I'll give you an analogy; chip datasheets are written with example circuits. These circuits are NOT the chip manufacturers recommended best practice, the reader still has to add decoupling capacitors, current limiting resistors, and so on.

When chip manufacturers give you data sheets, on the software side, they are NOT giving you best practices for implementing your code. They have no interest in the maintainability of your code, compliance with domain standards, or even avoidance of getting hit over the head by software gurus.

That stuff is the experience that you bring to the project. If you don't think that the example code looks like a good way to do things, you're probably right.

In the case of the code that you have provided, I wouldn't be referring to the port and pin explicitly, because someone is bound to re-lay the board and shuffle the pins around and I'll have to go looking for all of the places to change the code.

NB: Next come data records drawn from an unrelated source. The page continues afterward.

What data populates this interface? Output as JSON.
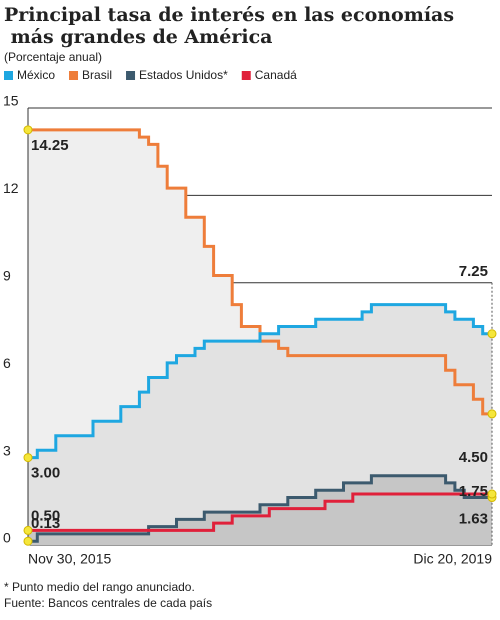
{
  "chart_data": {
    "type": "step",
    "title": [
      "Principal tasa de interés en las economías",
      " más grandes de América"
    ],
    "subtitle": "(Porcentaje anual)",
    "footnotes": [
      "* Punto medio del rango anunciado.",
      "Fuente: Bancos centrales de cada país"
    ],
    "categories": [
      "Nov 30, 2015",
      null,
      null,
      null,
      null,
      null,
      null,
      null,
      null,
      null,
      null,
      null,
      null,
      null,
      null,
      null,
      null,
      null,
      null,
      null,
      null,
      null,
      null,
      null,
      null,
      null,
      null,
      null,
      null,
      null,
      null,
      null,
      null,
      null,
      null,
      null,
      null,
      null,
      null,
      null,
      null,
      null,
      null,
      null,
      null,
      null,
      null,
      null,
      null,
      "Dic 20, 2019"
    ],
    "ylim": [
      0,
      15
    ],
    "yticks": [
      0,
      3,
      6,
      9,
      12,
      15
    ],
    "grid": true,
    "series": [
      {
        "name": "México",
        "color": "#1ea7e1",
        "fill": "#e2e2e2",
        "values": [
          3.0,
          3.25,
          3.25,
          3.75,
          3.75,
          3.75,
          3.75,
          4.25,
          4.25,
          4.25,
          4.75,
          4.75,
          5.25,
          5.75,
          5.75,
          6.25,
          6.5,
          6.5,
          6.75,
          7.0,
          7.0,
          7.0,
          7.0,
          7.0,
          7.0,
          7.25,
          7.25,
          7.5,
          7.5,
          7.5,
          7.5,
          7.75,
          7.75,
          7.75,
          7.75,
          7.75,
          8.0,
          8.25,
          8.25,
          8.25,
          8.25,
          8.25,
          8.25,
          8.25,
          8.25,
          8.0,
          7.75,
          7.75,
          7.5,
          7.25
        ],
        "value_labels": [
          "3.00",
          null,
          null,
          null,
          null,
          null,
          null,
          null,
          null,
          null,
          null,
          null,
          null,
          null,
          null,
          null,
          null,
          null,
          null,
          null,
          null,
          null,
          null,
          null,
          null,
          null,
          null,
          null,
          null,
          null,
          null,
          null,
          null,
          null,
          null,
          null,
          null,
          null,
          null,
          null,
          null,
          null,
          null,
          null,
          null,
          null,
          null,
          null,
          null,
          "7.25"
        ]
      },
      {
        "name": "Brasil",
        "color": "#ee7d3a",
        "fill": "#efefef",
        "values": [
          14.25,
          14.25,
          14.25,
          14.25,
          14.25,
          14.25,
          14.25,
          14.25,
          14.25,
          14.25,
          14.25,
          14.25,
          14.0,
          13.75,
          13.0,
          12.25,
          12.25,
          11.25,
          11.25,
          10.25,
          9.25,
          9.25,
          8.25,
          7.5,
          7.5,
          7.0,
          7.0,
          6.75,
          6.5,
          6.5,
          6.5,
          6.5,
          6.5,
          6.5,
          6.5,
          6.5,
          6.5,
          6.5,
          6.5,
          6.5,
          6.5,
          6.5,
          6.5,
          6.5,
          6.5,
          6.0,
          5.5,
          5.5,
          5.0,
          4.5
        ],
        "value_labels": [
          "14.25",
          null,
          null,
          null,
          null,
          null,
          null,
          null,
          null,
          null,
          null,
          null,
          null,
          null,
          null,
          null,
          null,
          null,
          null,
          null,
          null,
          null,
          null,
          null,
          null,
          null,
          null,
          null,
          null,
          null,
          null,
          null,
          null,
          null,
          null,
          null,
          null,
          null,
          null,
          null,
          null,
          null,
          null,
          null,
          null,
          null,
          null,
          null,
          null,
          "4.50"
        ]
      },
      {
        "name": "Estados Unidos*",
        "color": "#3c5a6e",
        "fill": "#c6c6c6",
        "values": [
          0.13,
          0.38,
          0.38,
          0.38,
          0.38,
          0.38,
          0.38,
          0.38,
          0.38,
          0.38,
          0.38,
          0.38,
          0.38,
          0.63,
          0.63,
          0.63,
          0.88,
          0.88,
          0.88,
          1.13,
          1.13,
          1.13,
          1.13,
          1.13,
          1.13,
          1.38,
          1.38,
          1.38,
          1.63,
          1.63,
          1.63,
          1.88,
          1.88,
          1.88,
          2.13,
          2.13,
          2.13,
          2.38,
          2.38,
          2.38,
          2.38,
          2.38,
          2.38,
          2.38,
          2.38,
          2.13,
          1.88,
          1.63,
          1.63,
          1.63
        ],
        "value_labels": [
          "0.13",
          null,
          null,
          null,
          null,
          null,
          null,
          null,
          null,
          null,
          null,
          null,
          null,
          null,
          null,
          null,
          null,
          null,
          null,
          null,
          null,
          null,
          null,
          null,
          null,
          null,
          null,
          null,
          null,
          null,
          null,
          null,
          null,
          null,
          null,
          null,
          null,
          null,
          null,
          null,
          null,
          null,
          null,
          null,
          null,
          null,
          null,
          null,
          null,
          "1.63"
        ]
      },
      {
        "name": "Canadá",
        "color": "#e0203a",
        "fill": "#c6c6c6",
        "values": [
          0.5,
          0.5,
          0.5,
          0.5,
          0.5,
          0.5,
          0.5,
          0.5,
          0.5,
          0.5,
          0.5,
          0.5,
          0.5,
          0.5,
          0.5,
          0.5,
          0.5,
          0.5,
          0.5,
          0.5,
          0.75,
          0.75,
          1.0,
          1.0,
          1.0,
          1.0,
          1.25,
          1.25,
          1.25,
          1.25,
          1.25,
          1.25,
          1.5,
          1.5,
          1.5,
          1.75,
          1.75,
          1.75,
          1.75,
          1.75,
          1.75,
          1.75,
          1.75,
          1.75,
          1.75,
          1.75,
          1.75,
          1.75,
          1.75,
          1.75
        ],
        "value_labels": [
          "0.50",
          null,
          null,
          null,
          null,
          null,
          null,
          null,
          null,
          null,
          null,
          null,
          null,
          null,
          null,
          null,
          null,
          null,
          null,
          null,
          null,
          null,
          null,
          null,
          null,
          null,
          null,
          null,
          null,
          null,
          null,
          null,
          null,
          null,
          null,
          null,
          null,
          null,
          null,
          null,
          null,
          null,
          null,
          null,
          null,
          null,
          null,
          null,
          null,
          "1.75"
        ]
      }
    ]
  }
}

Also, I, as the person that has to maintain the code would look at the code and start wondering what LED these port/pin pairs are referring to. So, at no cost in run time or code size, use #defines to link something like BLUE_LED to portblah pinblah.

As for calling things to get the job done and ''oh my dog, look how inefficient this has to be'''': 1) don't start optimizing the code before you are finished writing it, the processors are awfully fast and the readability and maintainability is much more important than a few cycles at this point and 2) don't underestimate the optimizing compilers. There is nothing to say that the subroutine call even happens. If the routine is short it might inlined. If it gets inlined it might get optimized out. If the routine never gets called, it disappears.

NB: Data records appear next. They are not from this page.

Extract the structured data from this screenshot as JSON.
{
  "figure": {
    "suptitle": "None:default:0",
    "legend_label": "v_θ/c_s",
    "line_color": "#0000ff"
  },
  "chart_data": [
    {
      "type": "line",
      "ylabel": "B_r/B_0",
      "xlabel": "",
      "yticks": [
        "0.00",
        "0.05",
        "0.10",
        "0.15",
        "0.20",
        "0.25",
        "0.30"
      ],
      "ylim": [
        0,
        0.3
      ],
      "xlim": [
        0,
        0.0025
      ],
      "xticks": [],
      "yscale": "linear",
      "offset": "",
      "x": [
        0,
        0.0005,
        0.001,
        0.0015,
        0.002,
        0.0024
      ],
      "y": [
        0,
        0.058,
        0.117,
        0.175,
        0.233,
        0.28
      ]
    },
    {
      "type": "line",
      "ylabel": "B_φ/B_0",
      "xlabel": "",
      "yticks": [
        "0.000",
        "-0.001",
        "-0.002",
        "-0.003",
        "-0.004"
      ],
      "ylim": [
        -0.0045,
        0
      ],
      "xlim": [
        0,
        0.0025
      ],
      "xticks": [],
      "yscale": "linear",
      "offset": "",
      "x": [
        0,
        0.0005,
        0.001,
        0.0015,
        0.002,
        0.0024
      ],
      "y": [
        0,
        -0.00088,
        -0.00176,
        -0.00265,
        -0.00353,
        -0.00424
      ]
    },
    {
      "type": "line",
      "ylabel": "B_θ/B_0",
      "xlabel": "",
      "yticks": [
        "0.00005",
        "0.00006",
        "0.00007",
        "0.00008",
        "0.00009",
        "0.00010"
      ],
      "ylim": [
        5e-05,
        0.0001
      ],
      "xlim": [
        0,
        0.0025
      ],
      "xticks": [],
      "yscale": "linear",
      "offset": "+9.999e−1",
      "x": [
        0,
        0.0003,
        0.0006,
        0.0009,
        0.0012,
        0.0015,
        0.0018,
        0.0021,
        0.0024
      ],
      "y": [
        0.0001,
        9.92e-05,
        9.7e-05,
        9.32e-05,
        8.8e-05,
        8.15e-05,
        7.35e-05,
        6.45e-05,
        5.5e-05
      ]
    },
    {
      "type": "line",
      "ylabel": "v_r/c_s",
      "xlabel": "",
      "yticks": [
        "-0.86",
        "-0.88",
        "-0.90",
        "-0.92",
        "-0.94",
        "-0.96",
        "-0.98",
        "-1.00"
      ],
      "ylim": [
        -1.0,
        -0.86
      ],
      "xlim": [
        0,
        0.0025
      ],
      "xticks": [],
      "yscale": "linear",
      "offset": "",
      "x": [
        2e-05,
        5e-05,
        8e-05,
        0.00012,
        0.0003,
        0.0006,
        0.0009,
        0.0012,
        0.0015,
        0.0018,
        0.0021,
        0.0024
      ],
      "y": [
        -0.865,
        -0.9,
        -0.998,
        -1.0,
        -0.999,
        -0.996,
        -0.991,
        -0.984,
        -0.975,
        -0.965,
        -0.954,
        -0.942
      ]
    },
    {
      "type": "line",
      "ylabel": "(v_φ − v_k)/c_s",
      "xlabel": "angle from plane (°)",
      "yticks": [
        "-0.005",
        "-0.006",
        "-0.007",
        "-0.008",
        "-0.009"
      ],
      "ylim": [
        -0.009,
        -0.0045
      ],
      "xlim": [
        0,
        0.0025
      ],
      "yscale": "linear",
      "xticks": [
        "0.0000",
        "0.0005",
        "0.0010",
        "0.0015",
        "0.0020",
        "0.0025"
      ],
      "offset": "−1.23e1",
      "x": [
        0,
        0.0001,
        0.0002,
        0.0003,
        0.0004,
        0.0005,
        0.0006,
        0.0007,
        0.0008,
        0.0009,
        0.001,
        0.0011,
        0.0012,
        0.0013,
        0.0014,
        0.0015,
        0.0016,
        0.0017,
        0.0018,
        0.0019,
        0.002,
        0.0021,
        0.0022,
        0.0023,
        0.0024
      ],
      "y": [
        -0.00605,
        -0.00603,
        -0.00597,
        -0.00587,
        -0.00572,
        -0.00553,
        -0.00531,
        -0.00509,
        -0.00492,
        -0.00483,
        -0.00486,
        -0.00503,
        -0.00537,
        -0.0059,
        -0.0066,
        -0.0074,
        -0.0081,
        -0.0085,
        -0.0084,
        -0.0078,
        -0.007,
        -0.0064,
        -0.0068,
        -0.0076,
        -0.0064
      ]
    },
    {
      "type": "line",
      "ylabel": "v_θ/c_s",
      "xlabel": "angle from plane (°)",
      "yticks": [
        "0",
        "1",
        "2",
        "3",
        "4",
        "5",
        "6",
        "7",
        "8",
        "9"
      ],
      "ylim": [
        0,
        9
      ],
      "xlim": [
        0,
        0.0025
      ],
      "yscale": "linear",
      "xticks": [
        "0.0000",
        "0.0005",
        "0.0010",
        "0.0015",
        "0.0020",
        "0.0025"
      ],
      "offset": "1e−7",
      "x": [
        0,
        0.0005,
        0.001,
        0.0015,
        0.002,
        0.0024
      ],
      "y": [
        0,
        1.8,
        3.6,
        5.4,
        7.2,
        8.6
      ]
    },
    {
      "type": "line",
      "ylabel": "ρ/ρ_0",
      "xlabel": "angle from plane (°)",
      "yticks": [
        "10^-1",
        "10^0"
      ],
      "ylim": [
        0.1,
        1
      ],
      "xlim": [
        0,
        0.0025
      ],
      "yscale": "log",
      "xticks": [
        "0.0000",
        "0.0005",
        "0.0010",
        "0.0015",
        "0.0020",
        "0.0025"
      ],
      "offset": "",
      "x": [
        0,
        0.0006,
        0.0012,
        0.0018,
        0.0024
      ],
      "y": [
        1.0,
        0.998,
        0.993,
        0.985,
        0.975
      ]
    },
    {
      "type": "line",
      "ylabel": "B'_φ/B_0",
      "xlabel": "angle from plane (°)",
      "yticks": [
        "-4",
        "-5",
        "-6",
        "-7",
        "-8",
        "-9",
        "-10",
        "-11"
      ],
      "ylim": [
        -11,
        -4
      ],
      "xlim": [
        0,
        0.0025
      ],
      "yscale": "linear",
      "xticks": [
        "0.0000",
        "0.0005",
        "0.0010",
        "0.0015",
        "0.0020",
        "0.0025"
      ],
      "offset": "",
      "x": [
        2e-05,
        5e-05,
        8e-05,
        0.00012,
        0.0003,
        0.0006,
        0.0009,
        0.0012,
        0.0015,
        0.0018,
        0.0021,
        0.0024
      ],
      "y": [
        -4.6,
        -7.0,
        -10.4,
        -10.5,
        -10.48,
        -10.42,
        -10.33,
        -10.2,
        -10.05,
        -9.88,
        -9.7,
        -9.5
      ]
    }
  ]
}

It's more important to get the LED blinking than to worry about a nanosecond at this point.

Andrei from the Great White North
Posted on May 12, 2015 at 22:57

This seems kind of long for something this basic, no? Also aren't these functions add a lot to the overhead? Of course now I couldn't care less but what happens when more and more things are running?

It helps to remember that computers are intrinsically very stupid devices.

Yes there is some overhead to calling the function, it's not that big when compiled, and you could pick a thinner abstraction, or modify the registers directly, for a single GPIO bank there is a set/reset register that would allow the modification of multiple pins with a single write (store).

I don't think the overhead in cycles changes based on how much else you're doing. If cycles become critical you should perhaps learn assembler and review the compiler output. There is a trade off here in ease of coding, ease of porting, and the replication of a lot of in-line code, or stuff that's only run once at reset.